Jardin : cette protection d’hiver que 8 jardiniers sur 10 utilisent peut tuer vos arbustes en une nuit
On a tous en tête ce voisin qui a "tout perdu en voulant protéger ses arbustes" un soir de gel annoncé. En urgence, il enfile un grand sac poubelle noir sur son laurier-rose, serre une bâche plastique autour de son citronnier en pot, entoure le tout de ficelle et rentre soulagé.
Quelques jours plus tard, le verdict tombe : feuilles noircies, tiges molles, odeur de moisi. Ce qu’il prenait pour une protection idéale a étouffé ses plantes. Beaucoup de particuliers qui cherchent à protéger leurs plantes du froid reproduisent exactement ce geste, sans imaginer ce qui se passe vraiment sous ce plastique serré.
Protéger ses arbustes du froid : pourquoi le réflexe "tout couvrir" déraille
Un arbuste en hiver n’est pas un objet inerte qu’il suffirait d’emballer. Même en dormance, il respire et transpire, ses racines continuent d’échanger avec le sol. Les sujets les plus fragiles sont les jeunes plantations, les arbustes méditerranéens comme le laurier-rose ou l’olivier, et toutes les plantes en pot dont les racines gèlent plus vite.
Un peu de froid sec entre 0 et -10 °C aide même le bois à se renforcer. Le danger vient surtout du gel profond, du vent glacial et de l’humidité qui s’infiltre jusqu’aux racines. Protéger intelligemment, c’est donc isoler le pied avec un paillage épais de feuilles mortes, d’écorces ou de paille, plutôt que d’enfermer tout l’arbuste sous une housse étanche.
Bâche plastique, sac poubelle, papier bulle : quand la protection devient piège
Par manque de temps, on attrape ce que l’on a sous la main : sac poubelle, bâche de chantier, reste de papier bulle. Ces matériaux sont solides et totalement imperméables, ce qui rassure. En réalité, ils créent pour la plante une bulle hermétique où l’air ne circule plus, un vrai "sauna glacé" prêt à la condamner.
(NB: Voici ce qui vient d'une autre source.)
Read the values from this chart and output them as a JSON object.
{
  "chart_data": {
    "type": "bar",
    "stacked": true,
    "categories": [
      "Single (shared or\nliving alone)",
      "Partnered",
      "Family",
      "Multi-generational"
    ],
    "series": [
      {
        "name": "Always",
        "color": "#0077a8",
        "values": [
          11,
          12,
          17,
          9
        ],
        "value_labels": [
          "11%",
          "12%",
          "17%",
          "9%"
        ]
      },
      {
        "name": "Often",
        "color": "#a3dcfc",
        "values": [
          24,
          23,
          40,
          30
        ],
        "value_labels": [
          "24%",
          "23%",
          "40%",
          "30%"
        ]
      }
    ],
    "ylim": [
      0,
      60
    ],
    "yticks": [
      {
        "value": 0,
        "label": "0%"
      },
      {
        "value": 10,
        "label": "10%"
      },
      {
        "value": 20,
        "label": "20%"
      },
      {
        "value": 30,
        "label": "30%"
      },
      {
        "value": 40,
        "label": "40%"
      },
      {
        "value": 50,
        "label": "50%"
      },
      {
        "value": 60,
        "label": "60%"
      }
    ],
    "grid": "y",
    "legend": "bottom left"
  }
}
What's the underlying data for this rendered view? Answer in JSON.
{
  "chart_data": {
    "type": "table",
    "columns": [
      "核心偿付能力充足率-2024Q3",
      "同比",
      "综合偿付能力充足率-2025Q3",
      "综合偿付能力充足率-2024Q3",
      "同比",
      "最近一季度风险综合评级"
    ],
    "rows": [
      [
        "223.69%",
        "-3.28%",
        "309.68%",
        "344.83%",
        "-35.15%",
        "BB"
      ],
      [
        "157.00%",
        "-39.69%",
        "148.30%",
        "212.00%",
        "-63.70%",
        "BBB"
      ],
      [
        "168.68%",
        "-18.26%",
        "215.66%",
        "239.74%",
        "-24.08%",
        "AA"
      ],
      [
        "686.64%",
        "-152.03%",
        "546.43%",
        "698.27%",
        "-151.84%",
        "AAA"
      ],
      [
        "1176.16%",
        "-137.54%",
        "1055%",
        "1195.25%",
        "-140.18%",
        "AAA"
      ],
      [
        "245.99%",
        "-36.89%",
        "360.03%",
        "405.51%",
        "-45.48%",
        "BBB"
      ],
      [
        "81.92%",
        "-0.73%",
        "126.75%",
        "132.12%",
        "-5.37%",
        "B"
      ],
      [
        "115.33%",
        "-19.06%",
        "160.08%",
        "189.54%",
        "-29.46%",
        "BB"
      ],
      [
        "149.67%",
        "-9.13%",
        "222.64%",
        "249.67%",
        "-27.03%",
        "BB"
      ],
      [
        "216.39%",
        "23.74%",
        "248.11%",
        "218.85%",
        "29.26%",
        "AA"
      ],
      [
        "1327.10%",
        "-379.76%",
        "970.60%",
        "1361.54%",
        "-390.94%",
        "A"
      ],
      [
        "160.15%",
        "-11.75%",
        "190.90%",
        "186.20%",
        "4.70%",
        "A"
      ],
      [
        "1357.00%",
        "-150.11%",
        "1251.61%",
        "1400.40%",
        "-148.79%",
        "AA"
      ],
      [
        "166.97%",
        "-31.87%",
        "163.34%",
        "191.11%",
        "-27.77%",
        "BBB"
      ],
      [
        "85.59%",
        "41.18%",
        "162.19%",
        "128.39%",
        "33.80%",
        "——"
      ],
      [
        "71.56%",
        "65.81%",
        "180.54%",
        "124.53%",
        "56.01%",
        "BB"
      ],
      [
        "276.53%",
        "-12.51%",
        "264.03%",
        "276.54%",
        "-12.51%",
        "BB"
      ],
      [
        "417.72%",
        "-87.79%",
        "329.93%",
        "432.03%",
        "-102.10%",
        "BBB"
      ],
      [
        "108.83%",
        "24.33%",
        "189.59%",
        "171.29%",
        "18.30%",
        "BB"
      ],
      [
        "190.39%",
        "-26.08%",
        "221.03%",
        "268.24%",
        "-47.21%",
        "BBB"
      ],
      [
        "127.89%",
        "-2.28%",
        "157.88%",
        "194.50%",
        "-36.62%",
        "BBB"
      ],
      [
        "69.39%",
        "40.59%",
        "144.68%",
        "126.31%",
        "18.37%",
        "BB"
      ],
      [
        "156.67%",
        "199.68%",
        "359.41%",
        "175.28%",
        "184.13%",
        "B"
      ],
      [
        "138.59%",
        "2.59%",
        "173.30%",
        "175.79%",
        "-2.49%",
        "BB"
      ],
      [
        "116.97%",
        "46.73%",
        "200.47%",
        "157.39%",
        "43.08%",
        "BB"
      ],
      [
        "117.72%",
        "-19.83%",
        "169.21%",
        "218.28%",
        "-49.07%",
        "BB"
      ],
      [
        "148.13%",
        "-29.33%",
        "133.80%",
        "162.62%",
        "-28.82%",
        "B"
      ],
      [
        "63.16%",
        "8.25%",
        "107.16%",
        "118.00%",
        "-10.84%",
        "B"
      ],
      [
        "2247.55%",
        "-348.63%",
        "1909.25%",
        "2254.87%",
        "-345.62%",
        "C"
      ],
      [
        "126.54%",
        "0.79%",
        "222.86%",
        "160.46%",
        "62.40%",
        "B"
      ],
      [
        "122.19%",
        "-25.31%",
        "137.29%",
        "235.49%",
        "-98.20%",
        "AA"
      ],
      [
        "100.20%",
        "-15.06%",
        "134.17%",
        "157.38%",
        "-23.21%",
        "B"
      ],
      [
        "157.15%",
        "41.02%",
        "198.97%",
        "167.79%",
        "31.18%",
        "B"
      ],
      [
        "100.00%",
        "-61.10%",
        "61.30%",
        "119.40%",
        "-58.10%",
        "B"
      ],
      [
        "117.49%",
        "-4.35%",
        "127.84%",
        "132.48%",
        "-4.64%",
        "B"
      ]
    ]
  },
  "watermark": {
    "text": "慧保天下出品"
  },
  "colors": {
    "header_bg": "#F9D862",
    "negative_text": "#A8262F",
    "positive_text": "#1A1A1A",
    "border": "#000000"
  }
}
La plante transpire, le sol dégage de la vapeur, mais cette humidité reste prisonnière. Elle se condense sur le plastique et sur le feuillage, puis gèle la nuit. L’eau et la glace conduisent le froid bien mieux que l’air : feuilles collées, brûlures par le froid, jeunes rameaux éclatés. Dans cette ambiance saturée, les champignons comme le botrytis se régalent et la pourriture grise s’installe.
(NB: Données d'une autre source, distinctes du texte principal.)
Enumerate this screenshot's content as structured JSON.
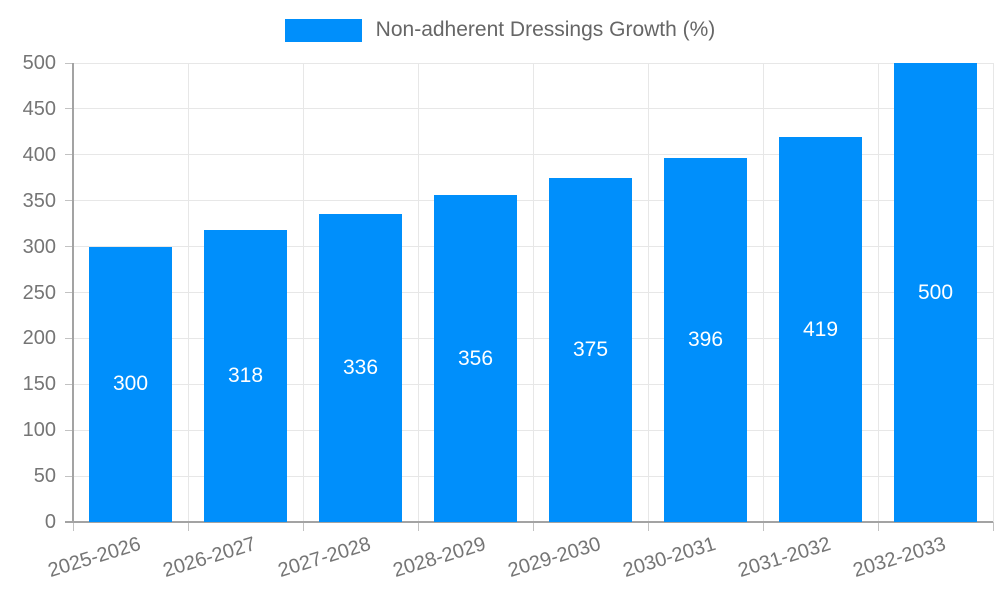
{
  "legend": {
    "label": "Non-adherent Dressings Growth (%)",
    "swatch_color": "#008FFB"
  },
  "chart_data": {
    "type": "bar",
    "title": "",
    "xlabel": "",
    "ylabel": "",
    "categories": [
      "2025-2026",
      "2026-2027",
      "2027-2028",
      "2028-2029",
      "2029-2030",
      "2030-2031",
      "2031-2032",
      "2032-2033"
    ],
    "series": [
      {
        "name": "Non-adherent Dressings Growth (%)",
        "values": [
          300,
          318,
          336,
          356,
          375,
          396,
          419,
          500
        ]
      }
    ],
    "value_labels_shown": true,
    "ylim": [
      0,
      500
    ],
    "ytick_step": 50,
    "grid": true,
    "legend_position": "top",
    "colors": {
      "bar": "#008FFB",
      "value_label": "#ffffff",
      "axis_label": "#757575",
      "legend_text": "#666666",
      "gridline": "#e7e7e7",
      "axis_line": "#a3a3a3",
      "tick": "#c2c2c2",
      "background": "#ffffff"
    }
  }
}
Voile d’hivernage, jute et paillage : les bons réflexes qui sauvent les arbustes
La solution, c’est de garder la plante au sec et à l’abri du vent tout en la laissant respirer. Un voile d’hivernage non tissé en polypropylène remplit exactement ce rôle : il laisse passer l’air, la vapeur d’eau et la lumière, tout en gagnant quelques degrés. On le pose en forme de tipi sur des tuteurs, sans serrer le collet, pour créer une petite lame d’air isolante.
Pour compléter, on peut entourer le pot de paille maintenue par du grillage, ou envelopper le tronc dans une toile de jute récupérée. L’important est surtout d’éviter certains réflexes hivernaux qui font plus de mal que de bien :
- enfiler un sac poubelle ou une bâche hermétique sur tout l’arbuste ;
- laisser le plastique coller au feuillage ;
- oublier le paillage au pied ;
- ne jamais aérer le voile lors des redoux.